The following is a summary of the main experimental results obtained:
1-Effect of different concentration of NaCl (salinity) on growth parameters and lipid % of D. salina:
Different concentrations of NaCl (1.25 (control), 1.75 , 2.25 and 3.0 M/L) were tested to obtain the optimum concentration which gave the highest growth rate and the highest lipid content. The results indicate that 2.25M NaCl is asuitable concentration for the growth and lipid production rather than its corresponding control(1.25M) .This mean that there was direct relation between the growth and lipid content under stress condition. So, increasing salinity resulted in noticeable increase in the growth of D.salina with subsequent increase in the total lipid content.
2-Effect of different pH on growth parameters and lipid % of D. Salina:
In this experiment, D.salina was grown at different pH from (pH=7 to pH=9) pH=7.5 represent control. The growth rate of D. Salina was gradually increased with increasing pH. Results showed that the optimum pH which gave the highest growth rate and highest lipid content was (pH=8.5). Meaning that increasing pH resultd in noticeable increase in the growth with subsequent increase in the total lipid content or alkaline pH stress led to TAG accumulation. The previous increases were significantly when compared with their corresponding control.

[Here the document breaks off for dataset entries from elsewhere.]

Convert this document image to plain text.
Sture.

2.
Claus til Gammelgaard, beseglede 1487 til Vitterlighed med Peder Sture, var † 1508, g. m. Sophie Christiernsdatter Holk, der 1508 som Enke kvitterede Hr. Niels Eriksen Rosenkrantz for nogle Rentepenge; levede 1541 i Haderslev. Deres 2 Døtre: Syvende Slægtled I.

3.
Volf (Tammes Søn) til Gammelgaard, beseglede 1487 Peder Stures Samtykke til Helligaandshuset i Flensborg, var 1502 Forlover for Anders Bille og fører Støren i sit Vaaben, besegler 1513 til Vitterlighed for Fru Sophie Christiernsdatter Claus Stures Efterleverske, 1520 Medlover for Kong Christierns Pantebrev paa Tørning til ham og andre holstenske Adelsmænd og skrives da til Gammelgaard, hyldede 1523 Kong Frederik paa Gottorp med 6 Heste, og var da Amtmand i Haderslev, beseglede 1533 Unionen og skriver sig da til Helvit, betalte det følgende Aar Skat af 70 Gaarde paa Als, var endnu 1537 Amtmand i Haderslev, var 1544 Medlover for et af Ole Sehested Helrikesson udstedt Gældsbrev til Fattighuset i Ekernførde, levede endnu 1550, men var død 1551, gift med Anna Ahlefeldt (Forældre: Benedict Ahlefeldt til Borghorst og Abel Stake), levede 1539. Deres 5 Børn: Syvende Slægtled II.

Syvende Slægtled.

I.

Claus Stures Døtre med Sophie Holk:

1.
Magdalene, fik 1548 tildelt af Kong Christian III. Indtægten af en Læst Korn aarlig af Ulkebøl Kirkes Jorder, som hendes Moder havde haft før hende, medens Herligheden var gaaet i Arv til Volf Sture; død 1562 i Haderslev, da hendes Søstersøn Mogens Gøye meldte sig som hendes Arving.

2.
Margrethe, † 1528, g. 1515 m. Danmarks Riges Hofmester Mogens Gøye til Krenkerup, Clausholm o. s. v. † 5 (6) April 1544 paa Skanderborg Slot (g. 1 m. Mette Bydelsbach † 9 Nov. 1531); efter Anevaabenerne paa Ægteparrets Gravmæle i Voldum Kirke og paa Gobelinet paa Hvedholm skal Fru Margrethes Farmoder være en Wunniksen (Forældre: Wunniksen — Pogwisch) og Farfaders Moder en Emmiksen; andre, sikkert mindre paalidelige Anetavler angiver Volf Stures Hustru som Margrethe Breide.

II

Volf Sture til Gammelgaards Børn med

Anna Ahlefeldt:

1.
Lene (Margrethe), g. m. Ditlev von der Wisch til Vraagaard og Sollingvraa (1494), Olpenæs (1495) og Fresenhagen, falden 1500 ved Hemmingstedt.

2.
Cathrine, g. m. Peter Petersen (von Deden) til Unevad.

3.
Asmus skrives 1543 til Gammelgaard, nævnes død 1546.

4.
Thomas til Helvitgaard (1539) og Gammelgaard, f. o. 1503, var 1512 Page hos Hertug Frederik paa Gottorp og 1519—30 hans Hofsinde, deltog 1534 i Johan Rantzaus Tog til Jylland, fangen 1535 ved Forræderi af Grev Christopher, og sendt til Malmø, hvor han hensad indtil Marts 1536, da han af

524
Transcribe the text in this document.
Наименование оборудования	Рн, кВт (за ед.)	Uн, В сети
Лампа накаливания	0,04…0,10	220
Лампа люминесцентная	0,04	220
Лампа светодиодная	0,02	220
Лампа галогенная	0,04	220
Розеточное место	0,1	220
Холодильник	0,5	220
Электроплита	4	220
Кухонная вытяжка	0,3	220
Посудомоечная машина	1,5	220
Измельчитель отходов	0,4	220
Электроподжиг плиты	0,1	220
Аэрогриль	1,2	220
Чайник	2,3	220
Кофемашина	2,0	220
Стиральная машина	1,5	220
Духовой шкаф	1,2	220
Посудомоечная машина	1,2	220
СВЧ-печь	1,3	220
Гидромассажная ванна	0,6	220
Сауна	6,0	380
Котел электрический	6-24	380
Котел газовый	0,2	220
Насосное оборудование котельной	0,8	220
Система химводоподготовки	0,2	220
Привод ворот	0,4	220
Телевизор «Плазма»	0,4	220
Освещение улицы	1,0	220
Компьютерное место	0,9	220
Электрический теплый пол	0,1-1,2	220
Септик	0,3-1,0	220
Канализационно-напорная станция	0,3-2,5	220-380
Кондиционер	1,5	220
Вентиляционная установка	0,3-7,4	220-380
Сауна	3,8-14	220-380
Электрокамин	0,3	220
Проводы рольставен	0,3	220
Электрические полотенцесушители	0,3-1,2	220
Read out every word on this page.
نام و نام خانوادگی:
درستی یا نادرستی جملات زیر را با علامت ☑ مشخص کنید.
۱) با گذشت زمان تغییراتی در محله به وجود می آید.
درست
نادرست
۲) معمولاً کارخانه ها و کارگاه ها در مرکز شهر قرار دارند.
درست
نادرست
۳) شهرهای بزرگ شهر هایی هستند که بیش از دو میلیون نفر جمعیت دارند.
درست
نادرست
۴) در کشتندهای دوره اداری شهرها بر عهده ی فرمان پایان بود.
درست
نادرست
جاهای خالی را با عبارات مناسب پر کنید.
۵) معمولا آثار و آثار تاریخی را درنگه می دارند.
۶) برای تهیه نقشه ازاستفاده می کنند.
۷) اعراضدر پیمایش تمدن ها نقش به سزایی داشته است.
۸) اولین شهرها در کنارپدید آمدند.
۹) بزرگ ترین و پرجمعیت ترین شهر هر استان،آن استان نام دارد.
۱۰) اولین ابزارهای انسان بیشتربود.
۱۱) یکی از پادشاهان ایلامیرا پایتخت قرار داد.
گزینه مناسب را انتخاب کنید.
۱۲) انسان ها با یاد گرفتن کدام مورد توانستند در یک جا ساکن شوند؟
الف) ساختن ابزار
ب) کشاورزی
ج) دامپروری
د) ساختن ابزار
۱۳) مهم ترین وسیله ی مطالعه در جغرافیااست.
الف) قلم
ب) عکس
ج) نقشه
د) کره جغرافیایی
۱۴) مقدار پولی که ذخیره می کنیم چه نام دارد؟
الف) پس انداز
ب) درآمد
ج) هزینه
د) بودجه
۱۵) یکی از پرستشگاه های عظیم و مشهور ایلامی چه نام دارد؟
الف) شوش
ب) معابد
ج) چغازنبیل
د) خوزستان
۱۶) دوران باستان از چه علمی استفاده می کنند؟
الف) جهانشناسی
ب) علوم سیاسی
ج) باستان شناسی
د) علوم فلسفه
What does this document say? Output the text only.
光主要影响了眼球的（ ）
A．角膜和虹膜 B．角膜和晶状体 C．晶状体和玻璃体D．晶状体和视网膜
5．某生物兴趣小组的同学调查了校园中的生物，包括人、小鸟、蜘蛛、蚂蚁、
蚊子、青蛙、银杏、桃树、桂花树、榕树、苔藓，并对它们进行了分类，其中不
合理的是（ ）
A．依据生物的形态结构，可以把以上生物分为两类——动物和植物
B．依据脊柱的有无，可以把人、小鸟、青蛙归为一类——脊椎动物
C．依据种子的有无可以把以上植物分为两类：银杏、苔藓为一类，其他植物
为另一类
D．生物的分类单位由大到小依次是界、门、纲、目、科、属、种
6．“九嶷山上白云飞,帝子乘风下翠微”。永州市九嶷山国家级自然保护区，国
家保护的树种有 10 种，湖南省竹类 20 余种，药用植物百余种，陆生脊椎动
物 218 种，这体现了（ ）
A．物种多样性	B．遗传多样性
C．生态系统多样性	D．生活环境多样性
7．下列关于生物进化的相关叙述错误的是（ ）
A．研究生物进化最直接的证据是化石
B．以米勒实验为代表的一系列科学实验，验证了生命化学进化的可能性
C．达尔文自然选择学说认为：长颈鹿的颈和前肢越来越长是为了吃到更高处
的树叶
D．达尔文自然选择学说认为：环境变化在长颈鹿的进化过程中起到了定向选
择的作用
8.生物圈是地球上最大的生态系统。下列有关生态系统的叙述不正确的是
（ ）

3-Effect of different concentration of magensium chloride on growth parameters and lipid % of D. Salina:
Different concentrations of magnesium chloride (0.5, 1.0, 1.5(control) and 2 g /L) were tested to determine the optimum concentration for growth and lipid content. Results indicated that 0.5g magnesium chloride was considered the optimum concentration which gave the highest growth rate and also gave the maximum lipid content. So, increasing magnesium inhibited the growth productivity with subsequent decrease the lipid content.
4-Effect of different nitrogen sources on growth parameters and lipid % of D. Salina:
Nitrogen sources in the form of nitrate ,urea and ammonia were tested in order to determine what is the best N-sources for D. salina. Results indicated that D. salina prefered nitrogen (in the form of nitrate) to give maximum growth rate and also maximum lipid content. So, nitrogen (in the form of nitrate) not only induced microalgae growth but also the lipids accumulation.
5-Effect of depreviation of sodium nitrate (g) on growth parameters and lipid % of Dunaliella salin:
Sodium nitrate was found to be the best nitrogen source supporting relatively higher biomass and lipid production for D. salina. Thus, it was necessary to determine the optimum nitrogen concentration for the growth of this alga. Adifferent concentrations of sodium nitrate (0.0, 0.25, 0.5, 1.0 (control), 1.5 and 2.0 g/L ) were investigated on growth and lipid production. The obtained results revealed that the growth of D. salina was markedly increased with increasing the concentration of sodium nitrate up to (2.0g) more than its corresponding control (1.0 g). On the other hand, the biosynthesis and accumulation of lipids were markedly increased nitrate deprived up to (0.5g).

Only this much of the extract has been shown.